Since Rezko's 24-count federal corruption indictment in October 2006, Obama has given to charity about $250,000 in campaign funds raised for him by Rezko.

The two have a relationship dating back more than 15 years. When Obama was still attending Harvard Law School, Rezko offered him a job, which Obama declined. When Obama moved back to Chicago and became a community organizer on the city's South Side, he performed a few hours of legal work for Rezko.

Barack and Michelle Obama socialized occasionally with Tony and Rita Rezko, and Rezko was an early contributor to Obama's 1996 state senate campaign. By 2004, when Obama sought a U.S. Senate seat, Rezko had become a major fundraiser.

In 2005, when Obama wanted to purchase a Hyde Park home, Rezko bought the adjoining vacant lot -- some have suggested to make the deal more affordable for the Obamas. Rezko later sold a portion of the lot to Obama, giving the senator and his family a larger side yard and enhanced privacy.

Rezko had not yet been indicted, but Obama later admitted that the arrangement and transaction, while legal, had been "boneheaded."

There never has been any suggestion that Obama might be charged with any wrongdoing in connection with Rezko, who was convicted Wednesday on 16 of the 24 counts.

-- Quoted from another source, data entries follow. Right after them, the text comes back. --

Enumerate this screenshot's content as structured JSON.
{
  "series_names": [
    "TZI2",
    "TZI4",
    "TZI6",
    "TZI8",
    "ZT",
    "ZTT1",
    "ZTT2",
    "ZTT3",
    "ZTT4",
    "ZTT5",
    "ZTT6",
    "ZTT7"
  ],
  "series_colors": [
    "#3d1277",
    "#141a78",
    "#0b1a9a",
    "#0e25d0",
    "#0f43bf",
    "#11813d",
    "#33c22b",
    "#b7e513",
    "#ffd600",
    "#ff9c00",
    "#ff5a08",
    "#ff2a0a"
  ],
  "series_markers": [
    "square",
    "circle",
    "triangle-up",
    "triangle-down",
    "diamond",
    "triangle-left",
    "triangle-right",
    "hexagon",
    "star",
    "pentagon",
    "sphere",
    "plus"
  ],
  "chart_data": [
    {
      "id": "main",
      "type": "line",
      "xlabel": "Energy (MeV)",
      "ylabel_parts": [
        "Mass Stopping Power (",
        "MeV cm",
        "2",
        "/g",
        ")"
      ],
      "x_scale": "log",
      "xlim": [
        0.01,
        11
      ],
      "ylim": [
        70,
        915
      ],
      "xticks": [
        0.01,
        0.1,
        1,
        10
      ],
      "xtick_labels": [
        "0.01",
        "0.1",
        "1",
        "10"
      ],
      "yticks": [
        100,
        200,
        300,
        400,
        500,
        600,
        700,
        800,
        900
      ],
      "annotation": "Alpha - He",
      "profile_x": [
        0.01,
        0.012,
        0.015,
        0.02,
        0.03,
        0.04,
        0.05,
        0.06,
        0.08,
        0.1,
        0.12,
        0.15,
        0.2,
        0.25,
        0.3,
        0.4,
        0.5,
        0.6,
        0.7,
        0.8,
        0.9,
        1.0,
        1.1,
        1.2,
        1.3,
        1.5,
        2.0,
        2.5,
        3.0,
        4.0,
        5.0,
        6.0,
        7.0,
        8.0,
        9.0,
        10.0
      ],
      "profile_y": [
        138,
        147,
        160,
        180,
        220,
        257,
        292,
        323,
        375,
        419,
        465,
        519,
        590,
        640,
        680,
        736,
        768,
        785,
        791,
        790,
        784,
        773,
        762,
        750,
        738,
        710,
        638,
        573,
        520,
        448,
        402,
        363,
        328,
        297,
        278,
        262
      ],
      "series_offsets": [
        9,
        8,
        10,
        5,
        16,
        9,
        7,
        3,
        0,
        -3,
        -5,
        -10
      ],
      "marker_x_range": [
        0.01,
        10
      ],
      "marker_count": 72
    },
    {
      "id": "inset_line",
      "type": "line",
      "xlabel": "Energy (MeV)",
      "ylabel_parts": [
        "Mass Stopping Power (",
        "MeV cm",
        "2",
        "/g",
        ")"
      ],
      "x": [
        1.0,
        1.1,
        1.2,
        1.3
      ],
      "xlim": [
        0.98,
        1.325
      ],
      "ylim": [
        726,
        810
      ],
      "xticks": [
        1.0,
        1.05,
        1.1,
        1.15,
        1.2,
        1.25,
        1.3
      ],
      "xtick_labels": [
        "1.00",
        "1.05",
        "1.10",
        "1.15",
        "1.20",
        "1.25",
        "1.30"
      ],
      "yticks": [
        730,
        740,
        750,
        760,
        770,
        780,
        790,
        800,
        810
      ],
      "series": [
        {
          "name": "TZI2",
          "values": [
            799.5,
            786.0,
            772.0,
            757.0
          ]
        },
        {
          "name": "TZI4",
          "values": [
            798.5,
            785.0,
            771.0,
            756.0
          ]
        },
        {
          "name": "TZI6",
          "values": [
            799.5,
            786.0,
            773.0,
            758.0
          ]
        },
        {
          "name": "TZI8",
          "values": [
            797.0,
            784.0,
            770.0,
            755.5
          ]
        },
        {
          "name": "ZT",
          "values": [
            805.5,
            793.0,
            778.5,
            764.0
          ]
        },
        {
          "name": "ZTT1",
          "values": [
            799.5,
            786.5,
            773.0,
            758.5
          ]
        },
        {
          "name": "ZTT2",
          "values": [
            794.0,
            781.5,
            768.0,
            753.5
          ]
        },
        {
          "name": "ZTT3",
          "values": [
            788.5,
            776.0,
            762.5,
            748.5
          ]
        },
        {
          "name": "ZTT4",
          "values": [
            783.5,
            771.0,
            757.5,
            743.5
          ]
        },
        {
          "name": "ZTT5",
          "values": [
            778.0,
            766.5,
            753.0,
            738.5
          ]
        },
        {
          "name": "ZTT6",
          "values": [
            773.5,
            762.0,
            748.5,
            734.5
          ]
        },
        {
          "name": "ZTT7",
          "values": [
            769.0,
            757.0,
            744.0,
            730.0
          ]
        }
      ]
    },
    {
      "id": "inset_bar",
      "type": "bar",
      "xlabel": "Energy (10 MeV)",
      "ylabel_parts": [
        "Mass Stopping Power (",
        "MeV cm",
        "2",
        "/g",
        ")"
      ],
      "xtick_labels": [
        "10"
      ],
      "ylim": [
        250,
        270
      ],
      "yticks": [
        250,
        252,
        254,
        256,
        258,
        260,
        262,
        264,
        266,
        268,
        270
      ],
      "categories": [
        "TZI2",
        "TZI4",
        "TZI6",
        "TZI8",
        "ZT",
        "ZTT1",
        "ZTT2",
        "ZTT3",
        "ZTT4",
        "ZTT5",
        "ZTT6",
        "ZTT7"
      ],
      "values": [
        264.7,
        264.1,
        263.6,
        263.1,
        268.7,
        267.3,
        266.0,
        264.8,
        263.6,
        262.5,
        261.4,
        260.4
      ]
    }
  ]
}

Obama's name surfaced only infrequently during the trial. At one point, star prosecution witness Stuart Levine testified that Obama and his wife attended an April 2004 party Rezko hosted for Nadhmi Auchi, an Iraqi-born tycoon now living in London.

The testimony suggested that Rezko hoped to exploit the skyrocketing popularity of Obama, who recently had won the Democratic nomination for U.S. Senate from Illinois, to help persuade Auchi to invest in Rezko-owned property in Chicago's South Loop.

An Obama spokesman said the candidate did not recall attending the party.

While Republicans hope for traction on Obama's Rezko connection, some observers think that will enjoy limited success.

"There is some collateral damage because there is this association with Rezko and now Rezko is convicted; it's not just that somebody Obama dealt with has been indicted," said Kent Redfield, of the University of Illinois-Springfield.

"But nothing in this is directly related to Obama. There certainly, though, will be an effort by Republicans to define Obama as just another corrupt Chicago politician."

Democratic strategist Kitty Kurth said: "Tony Rezko was very interested in helping Tony Rezko. I don't see any broader implications. If I were putting on my strategist's hat, I would be far more worried about John McCain's relationship with (savings and loan scandal figure) Charles Keating than Barack Obama's with Tony Rezko."